Marlboro cigarettes are on display in a CVS store in Pittsburgh. CVS is planning to stop selling tobacco products.
AP
Marlboro cigarettes are on display in a CVS store in Pittsburgh. CVS is planning to stop selling tobacco products.

CVS announced Wednesday morning it would end tobacco sales at its 7,600 stores by Oct. 1, a move met with scorn from critics and praise from President Barack Obama and health-care advocates. CVS expects to take a $2 billion hit from the decision, but claimed tobacco sales made up a small share of its revenue.

Losing out on tobacco sales—despite their bad margins—means CVS' earnings per share will take a hit, Cramer said. And in a competitive retail space, rivals such as Rite Aid, Walgreens and even Dollar General, look like better bets now that CVS decided to handicap itself, Cramer said.

(Read more: CVS takes to Twitter to defend tobacco move)
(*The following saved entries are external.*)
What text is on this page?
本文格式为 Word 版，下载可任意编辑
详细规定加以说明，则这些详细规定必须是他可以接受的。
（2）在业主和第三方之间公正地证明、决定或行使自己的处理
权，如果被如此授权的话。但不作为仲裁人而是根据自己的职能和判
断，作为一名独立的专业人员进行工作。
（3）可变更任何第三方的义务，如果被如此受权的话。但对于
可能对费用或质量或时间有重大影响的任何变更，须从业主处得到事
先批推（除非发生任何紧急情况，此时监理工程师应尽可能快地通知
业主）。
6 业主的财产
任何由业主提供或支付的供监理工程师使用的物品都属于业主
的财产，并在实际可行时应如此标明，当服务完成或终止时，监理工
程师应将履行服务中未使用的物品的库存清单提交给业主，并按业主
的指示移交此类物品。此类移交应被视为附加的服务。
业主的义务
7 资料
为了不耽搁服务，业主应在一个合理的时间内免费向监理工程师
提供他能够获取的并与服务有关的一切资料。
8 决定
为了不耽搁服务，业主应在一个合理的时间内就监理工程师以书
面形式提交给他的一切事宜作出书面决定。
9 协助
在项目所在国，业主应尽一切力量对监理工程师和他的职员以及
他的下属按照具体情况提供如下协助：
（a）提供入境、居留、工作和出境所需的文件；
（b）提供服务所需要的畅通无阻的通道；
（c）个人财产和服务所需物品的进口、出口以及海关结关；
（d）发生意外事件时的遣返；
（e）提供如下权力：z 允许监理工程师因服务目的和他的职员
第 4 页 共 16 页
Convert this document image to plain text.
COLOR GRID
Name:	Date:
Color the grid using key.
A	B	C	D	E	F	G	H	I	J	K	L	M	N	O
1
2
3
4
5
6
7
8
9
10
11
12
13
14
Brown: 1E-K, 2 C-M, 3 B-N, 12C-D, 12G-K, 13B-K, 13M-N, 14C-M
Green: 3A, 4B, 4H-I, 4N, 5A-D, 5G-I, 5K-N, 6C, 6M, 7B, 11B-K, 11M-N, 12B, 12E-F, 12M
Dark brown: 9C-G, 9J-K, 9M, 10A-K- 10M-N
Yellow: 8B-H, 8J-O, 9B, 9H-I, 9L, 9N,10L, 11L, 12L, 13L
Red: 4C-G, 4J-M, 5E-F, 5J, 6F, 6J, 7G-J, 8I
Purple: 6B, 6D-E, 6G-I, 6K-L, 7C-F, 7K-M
"These are great statements," Cramer said on "Squawk on the Street." "Look I have to put another hat on—I am so glad about that CVS is doing this. I absolutely hate tobacco. I think tobacco is the scourge of this country."

Cramer added: "Again I'm stuck with the four walls of trying to figure out the earnings per share. And the earnings per share for CVS just got worse."

In the appearance on "Squawk Box," Cramer said he wouldn't be surprised if market watchers began speculating that CVS could replace tobacco with medical marijuana, in states that allow such prescriptions. Cramer questioned the move by drawing parallels to Walmart selling guns.

"We're in a market where someone could say that shelf space is going to be taken up by medical marijuana, and that gets the stock right up, because that group is the hottest group in the world," Cramer said. "But no, cutting up more of CVS is not what I want if I own a stock in what has become a very treacherous environment."